(Johannesburg) La décision de nombreux pays d’interdire leur territoire aux Sud-Africains après la découverte d’un nouveau variant inquiétant, est « hâtive » et « désastreuse », se sont alarmés vendredi des professionnels du tourisme, redoutant un retentissement sur toute l’économie.

« C’est une réaction instinctive, prématurée », affirme Richard de la Rey, qui gère des réserves animalières et complexes côtiers dans la région, débordés par des annulations en cascade. « On ne sait rien encore sur ce nouveau variant, mais on envisage immédiatement le pire », regrette-t-il.  

Potentiellement très contagieux et aux mutations multiples, le variant, baptisé Omicron par l’OMS, a été détecté en Afrique du Sud, ont annoncé jeudi des scientifiques, qui ne mesurent pas encore l’efficacité des vaccins pour le combattre.  

Dans la soirée, Londres annonçait l’interdiction des vols en provenance de six pays d’Afrique australe. Vendredi, Singapour lui emboîtait le pas, puis plusieurs pays européens, dont la France, ou encore les États-Unis et le Canada.  

L’OMS a rappelé qu’elle déconseillait pour l’instant ces mesures, afin de privilégier une « approche scientifique, fondée sur les risques ». Sans grand effet.

Maxine Mackintosh, Britannique de 28 ans, est arrivée jeudi en Afrique du Sud. Ses premières « vraies » vacances depuis la pandémie. « Après le dîner, j’ai compris que j’allais devoir repartir tout de suite », dit-elle à l’AFP en route vers l’aéroport. Pour éviter de rester coincée ou de subir une quarantaine.  

« On avait prévu de visiter des vignobles, du surf, de la rando… », soupire la chercheuse de 28 ans.  

« La reprise commençait tout juste à se faire sentir », confirme Shelly Cox, co-fondatrice d’Africa Conservation Travel qui propose des itinéraires soucieux de l’environnement près des chutes Victoria, à la frontière Zimbabwe-Zambie, un des sites les plus visités de la région.

Ces dernières semaines, « il y avait beaucoup de réservations de dernière minute pour Noël, on se réjouissait à l’idée que décembre serait meilleur que l’an dernier »… et patatras.  

« On était vraiment optimiste »

Morongoe Khoboko, voyagiste à Johannesburg, n’a pas le temps de souffler. « Depuis ce matin, c’est la folie. Tout le monde appelle ». Les clients sont désormais rodés aux à-coups de la pandémie : « Ils ont tendance à reporter plutôt qu’à se faire rembourser », nuance-t-elle auprès de l’AFP.

Pour Andre Van Kets, opérateur de safaris dont 90 % des clients sont britanniques ou américains, la nouvelle est « un choc vif ». Depuis la réouverture en octobre des vols entre Grande-Bretagne et Afrique du Sud, le secteur fleurissait de nouveau.

« Le désir des voyageurs de sauter dans un avion était manifeste, les réservations impressionnantes. On était vraiment optimiste ».

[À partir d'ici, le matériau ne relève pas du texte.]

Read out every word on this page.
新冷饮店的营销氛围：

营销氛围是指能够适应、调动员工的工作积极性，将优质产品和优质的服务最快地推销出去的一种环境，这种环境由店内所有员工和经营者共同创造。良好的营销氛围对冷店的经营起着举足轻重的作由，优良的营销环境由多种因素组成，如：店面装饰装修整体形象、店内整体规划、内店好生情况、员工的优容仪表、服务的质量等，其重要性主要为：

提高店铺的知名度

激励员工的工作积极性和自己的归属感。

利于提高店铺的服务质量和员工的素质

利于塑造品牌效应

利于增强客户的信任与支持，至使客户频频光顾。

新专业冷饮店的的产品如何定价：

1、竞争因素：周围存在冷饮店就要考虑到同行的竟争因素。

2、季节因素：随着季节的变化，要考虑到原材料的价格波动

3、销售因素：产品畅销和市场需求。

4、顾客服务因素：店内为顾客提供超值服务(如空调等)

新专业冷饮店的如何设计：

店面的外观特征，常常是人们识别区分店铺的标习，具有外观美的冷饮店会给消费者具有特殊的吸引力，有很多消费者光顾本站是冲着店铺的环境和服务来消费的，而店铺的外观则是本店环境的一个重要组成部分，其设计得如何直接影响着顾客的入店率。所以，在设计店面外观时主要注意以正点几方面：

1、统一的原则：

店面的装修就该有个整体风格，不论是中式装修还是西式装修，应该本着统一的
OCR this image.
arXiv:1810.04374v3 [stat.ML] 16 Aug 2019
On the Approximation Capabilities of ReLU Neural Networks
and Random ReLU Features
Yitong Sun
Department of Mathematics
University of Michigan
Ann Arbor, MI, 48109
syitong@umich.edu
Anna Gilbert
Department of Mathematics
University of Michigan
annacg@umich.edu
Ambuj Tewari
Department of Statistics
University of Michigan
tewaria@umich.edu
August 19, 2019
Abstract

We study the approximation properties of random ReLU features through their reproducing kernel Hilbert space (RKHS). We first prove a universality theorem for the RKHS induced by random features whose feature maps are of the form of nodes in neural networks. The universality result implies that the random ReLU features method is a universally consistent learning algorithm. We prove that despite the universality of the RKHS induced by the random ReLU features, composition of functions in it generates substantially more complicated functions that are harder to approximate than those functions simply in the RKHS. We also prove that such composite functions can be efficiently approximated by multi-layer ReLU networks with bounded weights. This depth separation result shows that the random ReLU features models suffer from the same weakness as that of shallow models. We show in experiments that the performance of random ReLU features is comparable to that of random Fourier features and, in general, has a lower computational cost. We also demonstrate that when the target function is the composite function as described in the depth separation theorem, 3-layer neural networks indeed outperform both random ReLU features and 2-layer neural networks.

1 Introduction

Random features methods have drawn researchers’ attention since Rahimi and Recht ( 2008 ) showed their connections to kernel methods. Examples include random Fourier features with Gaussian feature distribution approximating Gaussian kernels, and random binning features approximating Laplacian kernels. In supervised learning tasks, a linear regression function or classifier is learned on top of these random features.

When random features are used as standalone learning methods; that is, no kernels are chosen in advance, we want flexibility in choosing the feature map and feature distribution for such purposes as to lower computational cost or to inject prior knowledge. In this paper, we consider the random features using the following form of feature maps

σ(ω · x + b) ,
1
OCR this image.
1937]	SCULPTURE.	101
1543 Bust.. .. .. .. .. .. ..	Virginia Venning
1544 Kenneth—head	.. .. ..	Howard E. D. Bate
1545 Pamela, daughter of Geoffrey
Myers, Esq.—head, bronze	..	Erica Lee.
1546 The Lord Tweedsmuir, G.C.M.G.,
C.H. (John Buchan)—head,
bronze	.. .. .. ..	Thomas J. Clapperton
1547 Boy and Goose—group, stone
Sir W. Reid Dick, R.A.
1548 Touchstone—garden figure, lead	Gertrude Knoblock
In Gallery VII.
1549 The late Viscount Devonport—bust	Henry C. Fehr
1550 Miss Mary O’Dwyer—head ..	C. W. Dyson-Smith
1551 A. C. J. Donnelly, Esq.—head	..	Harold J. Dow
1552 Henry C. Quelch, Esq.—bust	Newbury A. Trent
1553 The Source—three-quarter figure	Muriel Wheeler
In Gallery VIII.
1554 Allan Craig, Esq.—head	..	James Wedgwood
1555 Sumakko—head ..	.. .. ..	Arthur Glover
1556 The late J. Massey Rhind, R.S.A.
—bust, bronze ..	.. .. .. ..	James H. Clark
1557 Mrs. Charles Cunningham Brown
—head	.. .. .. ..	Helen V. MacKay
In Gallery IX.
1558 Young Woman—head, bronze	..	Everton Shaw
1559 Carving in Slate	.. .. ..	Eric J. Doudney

« On était passé à la vitesse supérieure », détaille-t-il. Alors que son personnel travaillait à mi-temps et mi-salaire depuis en gros 18 mois, « tout le monde était enfin revenu à plein temps, on a même passé des annonces pour embaucher, la demande était telle », dit-il.  

Les professionnels du tourisme jugent la sanction lourde et injuste, alors que beaucoup de Sud-Africains continuent à porter des masques, à respecter les distances. En revanche, ils ne sont que 35 % à être pleinement vaccinés, assurément beaucoup plus qu’ailleurs sur le continent, mais trop peu pour rassurer.

« Les étrangers revenaient tout doucement, mais on s’attendait à une quatrième vague en décembre », relativise Richard de la Rey. Mais s’il « peut comprendre que des gouvernements paniquent, il doit exister d’autres options que de tout fermer » du jour au lendemain, « cela affecte nos libertés aussi ».  

Les Africains « jouent une nouvelle fois le rôle de bouc émissaire », accuse le professionnel basé à Johannesburg. Grand fan de rugby, il voit « à la télé des stades remplis de dizaines de milliers de supporteurs. Pas de masque, de distanciation… mais c’est encore l’Afrique du Sud le problème ? », interroge-t-il, à la fois désolé et furieux.